4. Monitor the Whole IT Environment

Understanding an application's behavior and how it interacts with other hybrid cloud components helps identify the most critical metrics for performance monitoring. Tracking metrics at all levels—infrastructure, app, and service—increases the chances of unearthing potential issues before they cause disruption or outage, diagnosing the cause, and resolving the issue.

Infrastructure-level metrics may include CPU load, I/O rate, and memory usage. They indicate whether hardware is overloaded or functioning as expected. App-level metrics provide information like the time it takes to execute a query or perform a sequence of service calls. These metrics capture a snapshot of the application’s conditions and can reveal issues in the workflow. Developers have complete control over defining and monitoring these metrics. Service-level metrics help watch for latency and errors in the interactions between various services and components the app uses.

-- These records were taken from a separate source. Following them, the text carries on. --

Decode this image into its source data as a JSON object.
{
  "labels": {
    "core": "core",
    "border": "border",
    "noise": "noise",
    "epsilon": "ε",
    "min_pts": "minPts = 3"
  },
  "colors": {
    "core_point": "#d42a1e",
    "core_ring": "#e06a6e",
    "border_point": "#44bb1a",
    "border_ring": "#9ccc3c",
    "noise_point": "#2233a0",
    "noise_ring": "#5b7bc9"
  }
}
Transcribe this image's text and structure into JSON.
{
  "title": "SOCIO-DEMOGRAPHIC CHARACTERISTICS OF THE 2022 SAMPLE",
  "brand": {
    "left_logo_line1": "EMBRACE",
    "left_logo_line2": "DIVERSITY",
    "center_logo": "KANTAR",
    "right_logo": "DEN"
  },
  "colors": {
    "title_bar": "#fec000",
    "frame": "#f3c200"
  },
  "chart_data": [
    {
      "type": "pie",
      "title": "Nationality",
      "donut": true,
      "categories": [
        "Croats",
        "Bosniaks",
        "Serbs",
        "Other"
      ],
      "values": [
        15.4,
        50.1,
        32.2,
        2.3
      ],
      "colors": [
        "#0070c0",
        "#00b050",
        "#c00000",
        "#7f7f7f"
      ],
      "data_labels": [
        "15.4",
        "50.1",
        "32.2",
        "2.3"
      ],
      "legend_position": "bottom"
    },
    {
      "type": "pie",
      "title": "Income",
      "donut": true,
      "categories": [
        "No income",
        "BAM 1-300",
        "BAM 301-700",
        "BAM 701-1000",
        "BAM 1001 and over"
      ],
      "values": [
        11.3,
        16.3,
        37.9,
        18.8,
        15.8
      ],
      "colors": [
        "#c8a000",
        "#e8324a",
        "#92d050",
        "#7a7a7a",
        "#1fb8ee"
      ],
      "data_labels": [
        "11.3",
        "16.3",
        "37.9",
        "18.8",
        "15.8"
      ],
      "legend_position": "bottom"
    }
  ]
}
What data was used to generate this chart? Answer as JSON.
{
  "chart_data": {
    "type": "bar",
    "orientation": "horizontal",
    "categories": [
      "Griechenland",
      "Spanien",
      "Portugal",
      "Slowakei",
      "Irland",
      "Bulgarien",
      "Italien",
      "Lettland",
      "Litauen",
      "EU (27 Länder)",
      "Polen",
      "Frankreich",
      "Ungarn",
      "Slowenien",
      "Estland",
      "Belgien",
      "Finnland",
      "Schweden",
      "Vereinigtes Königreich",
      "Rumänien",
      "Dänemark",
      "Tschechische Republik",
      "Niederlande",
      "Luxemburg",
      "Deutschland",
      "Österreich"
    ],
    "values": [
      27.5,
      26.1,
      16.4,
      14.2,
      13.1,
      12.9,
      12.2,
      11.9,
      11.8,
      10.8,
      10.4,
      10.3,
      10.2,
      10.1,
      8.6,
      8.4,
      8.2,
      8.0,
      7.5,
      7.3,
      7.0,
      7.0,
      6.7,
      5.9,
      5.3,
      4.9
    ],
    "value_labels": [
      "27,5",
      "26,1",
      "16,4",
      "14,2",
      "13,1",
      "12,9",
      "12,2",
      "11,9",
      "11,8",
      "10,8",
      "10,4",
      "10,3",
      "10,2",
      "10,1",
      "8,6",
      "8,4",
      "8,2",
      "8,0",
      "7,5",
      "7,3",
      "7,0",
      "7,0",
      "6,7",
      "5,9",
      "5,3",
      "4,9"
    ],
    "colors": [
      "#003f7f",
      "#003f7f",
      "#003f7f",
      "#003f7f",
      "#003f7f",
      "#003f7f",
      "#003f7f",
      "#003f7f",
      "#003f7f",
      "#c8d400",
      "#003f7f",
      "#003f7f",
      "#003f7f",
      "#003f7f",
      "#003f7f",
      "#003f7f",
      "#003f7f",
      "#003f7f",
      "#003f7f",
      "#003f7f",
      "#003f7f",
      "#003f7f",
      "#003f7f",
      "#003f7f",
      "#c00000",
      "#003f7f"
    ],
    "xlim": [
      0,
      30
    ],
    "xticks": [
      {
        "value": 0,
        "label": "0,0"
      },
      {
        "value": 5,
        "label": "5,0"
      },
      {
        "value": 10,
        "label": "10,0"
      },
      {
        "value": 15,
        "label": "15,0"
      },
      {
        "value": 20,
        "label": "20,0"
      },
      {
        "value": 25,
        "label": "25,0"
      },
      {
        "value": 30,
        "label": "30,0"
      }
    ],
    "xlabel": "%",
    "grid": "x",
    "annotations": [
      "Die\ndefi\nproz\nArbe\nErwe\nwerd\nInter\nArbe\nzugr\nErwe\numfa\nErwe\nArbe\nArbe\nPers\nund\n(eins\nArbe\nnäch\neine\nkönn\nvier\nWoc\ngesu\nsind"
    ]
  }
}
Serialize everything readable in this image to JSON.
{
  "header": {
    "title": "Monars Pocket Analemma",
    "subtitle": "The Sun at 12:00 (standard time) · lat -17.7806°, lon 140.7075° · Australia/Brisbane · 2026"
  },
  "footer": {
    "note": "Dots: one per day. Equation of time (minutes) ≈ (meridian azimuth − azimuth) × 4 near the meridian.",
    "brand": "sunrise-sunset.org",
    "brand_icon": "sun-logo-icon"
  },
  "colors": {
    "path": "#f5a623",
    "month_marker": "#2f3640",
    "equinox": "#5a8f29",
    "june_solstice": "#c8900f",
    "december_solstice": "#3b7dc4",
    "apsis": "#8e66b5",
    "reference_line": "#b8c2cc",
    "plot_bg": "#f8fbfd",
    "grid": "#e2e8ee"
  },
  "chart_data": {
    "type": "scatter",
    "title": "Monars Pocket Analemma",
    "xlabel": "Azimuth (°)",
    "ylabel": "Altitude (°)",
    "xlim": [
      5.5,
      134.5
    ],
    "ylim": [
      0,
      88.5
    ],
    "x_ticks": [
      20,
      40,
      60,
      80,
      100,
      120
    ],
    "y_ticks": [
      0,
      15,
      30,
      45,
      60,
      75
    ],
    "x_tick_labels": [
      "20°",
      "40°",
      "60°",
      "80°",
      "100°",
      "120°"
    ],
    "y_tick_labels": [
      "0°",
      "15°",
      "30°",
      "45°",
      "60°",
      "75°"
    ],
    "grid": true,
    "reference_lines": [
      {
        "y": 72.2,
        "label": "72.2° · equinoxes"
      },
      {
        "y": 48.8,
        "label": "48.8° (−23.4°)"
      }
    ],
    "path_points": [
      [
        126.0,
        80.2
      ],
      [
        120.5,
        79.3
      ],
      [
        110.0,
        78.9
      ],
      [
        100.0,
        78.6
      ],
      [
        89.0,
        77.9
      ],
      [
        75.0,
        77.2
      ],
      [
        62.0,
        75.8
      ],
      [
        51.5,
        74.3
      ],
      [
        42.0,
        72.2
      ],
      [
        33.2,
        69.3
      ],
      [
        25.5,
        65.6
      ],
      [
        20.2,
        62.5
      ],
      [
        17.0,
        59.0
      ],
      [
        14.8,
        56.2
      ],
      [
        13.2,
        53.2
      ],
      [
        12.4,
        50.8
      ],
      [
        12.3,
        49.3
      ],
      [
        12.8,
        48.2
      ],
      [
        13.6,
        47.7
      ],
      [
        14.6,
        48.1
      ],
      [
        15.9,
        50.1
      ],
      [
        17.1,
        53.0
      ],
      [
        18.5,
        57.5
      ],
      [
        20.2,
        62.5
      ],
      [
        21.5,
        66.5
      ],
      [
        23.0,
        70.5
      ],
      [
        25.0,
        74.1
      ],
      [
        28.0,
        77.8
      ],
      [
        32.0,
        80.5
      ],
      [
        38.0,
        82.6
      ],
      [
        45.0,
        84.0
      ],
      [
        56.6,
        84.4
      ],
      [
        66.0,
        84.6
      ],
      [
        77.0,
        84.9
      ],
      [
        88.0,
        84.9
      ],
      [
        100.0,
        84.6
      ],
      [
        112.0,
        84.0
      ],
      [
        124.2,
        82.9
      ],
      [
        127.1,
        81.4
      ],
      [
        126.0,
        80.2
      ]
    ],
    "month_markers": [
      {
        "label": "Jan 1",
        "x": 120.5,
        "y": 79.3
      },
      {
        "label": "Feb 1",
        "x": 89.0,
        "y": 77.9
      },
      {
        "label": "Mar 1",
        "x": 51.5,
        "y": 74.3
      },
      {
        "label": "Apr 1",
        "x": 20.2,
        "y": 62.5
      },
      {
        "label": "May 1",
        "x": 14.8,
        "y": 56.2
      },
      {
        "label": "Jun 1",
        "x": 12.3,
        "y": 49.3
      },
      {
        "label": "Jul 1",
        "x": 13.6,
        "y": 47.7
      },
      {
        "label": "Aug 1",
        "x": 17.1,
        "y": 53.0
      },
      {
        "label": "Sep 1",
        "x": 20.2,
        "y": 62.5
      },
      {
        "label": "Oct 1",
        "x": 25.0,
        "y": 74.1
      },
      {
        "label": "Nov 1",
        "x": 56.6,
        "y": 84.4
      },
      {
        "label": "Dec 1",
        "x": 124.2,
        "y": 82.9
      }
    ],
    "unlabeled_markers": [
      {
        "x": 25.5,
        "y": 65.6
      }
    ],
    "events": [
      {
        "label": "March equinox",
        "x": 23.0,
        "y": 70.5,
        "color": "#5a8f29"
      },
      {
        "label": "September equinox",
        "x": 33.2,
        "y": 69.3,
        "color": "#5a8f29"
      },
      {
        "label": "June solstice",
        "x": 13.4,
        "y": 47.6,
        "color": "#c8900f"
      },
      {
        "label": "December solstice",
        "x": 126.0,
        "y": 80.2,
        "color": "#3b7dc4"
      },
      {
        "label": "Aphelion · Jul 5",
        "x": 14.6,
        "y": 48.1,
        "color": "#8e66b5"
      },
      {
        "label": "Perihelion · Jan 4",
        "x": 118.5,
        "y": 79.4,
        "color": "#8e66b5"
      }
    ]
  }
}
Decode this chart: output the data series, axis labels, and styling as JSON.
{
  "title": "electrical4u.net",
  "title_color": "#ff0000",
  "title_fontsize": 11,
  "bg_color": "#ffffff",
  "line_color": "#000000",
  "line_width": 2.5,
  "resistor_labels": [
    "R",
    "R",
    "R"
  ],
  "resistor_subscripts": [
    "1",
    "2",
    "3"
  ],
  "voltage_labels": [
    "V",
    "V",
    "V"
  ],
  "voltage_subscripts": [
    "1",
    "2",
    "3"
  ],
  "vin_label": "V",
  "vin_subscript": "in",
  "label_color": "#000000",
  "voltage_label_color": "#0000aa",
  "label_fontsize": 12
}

Finally, end-to-end, or “black box” monitoring, provides a holistic picture of the app’s health by analyzing its externally visible behavior just as users perceive it. The speed and ease with which users perform core tasks and actions within defined thresholds reflect the application's availability.

5. Consider Managed Services

Another practice that improves overall system availability in the hybrid cloud is using managed services for certain parts of the application stack. Doing so saves in-house admins the trouble of installing, operating, managing, and supporting services or platforms that are central to the smooth functioning of the workload.

There could be an area where they lack expertise or an off-the-shelf solution, like a MySQL database. The availability of this resource is guaranteed by the managed service provider or cloud service vendor; the onus of managing data replication and backups falls on them.

Application Resiliency Considerations

The rising popularity of cloud native applications, increased reliance on AI tools, and adoption of Infrastructure as a Service (IaaS) in the enterprise have set new benchmarks and best practices for application resiliency. More workloads are shifting to the hybrid cloud. Thin provisioning and auto-scaling are enabling rapid deployment of new applications. Newer and better technologies are simplifying active/active setups, secondary and tertiary disaster recovery environments in the cloud, and multi-region load balancing.

As the divide between applications, platforms, and infrastructure continues to blur, designing apps for resiliency will require in-depth planning and collaboration between IT and operations.

“The reality of enterprise IT now is that it's a multicloud world,” said Steve McDowell, chief analyst at NAND Research. 

“Workloads can live anywhere and often do, and they ping pong back and forth.”

McDowell also noted the technology-driven advantages organizations have today. 

“What the software-defined world has done is enable companies to start and scale very quickly. It allows you to deploy new applications rapidly and enables businesses to leverage technology to provide more tailored services for customers.”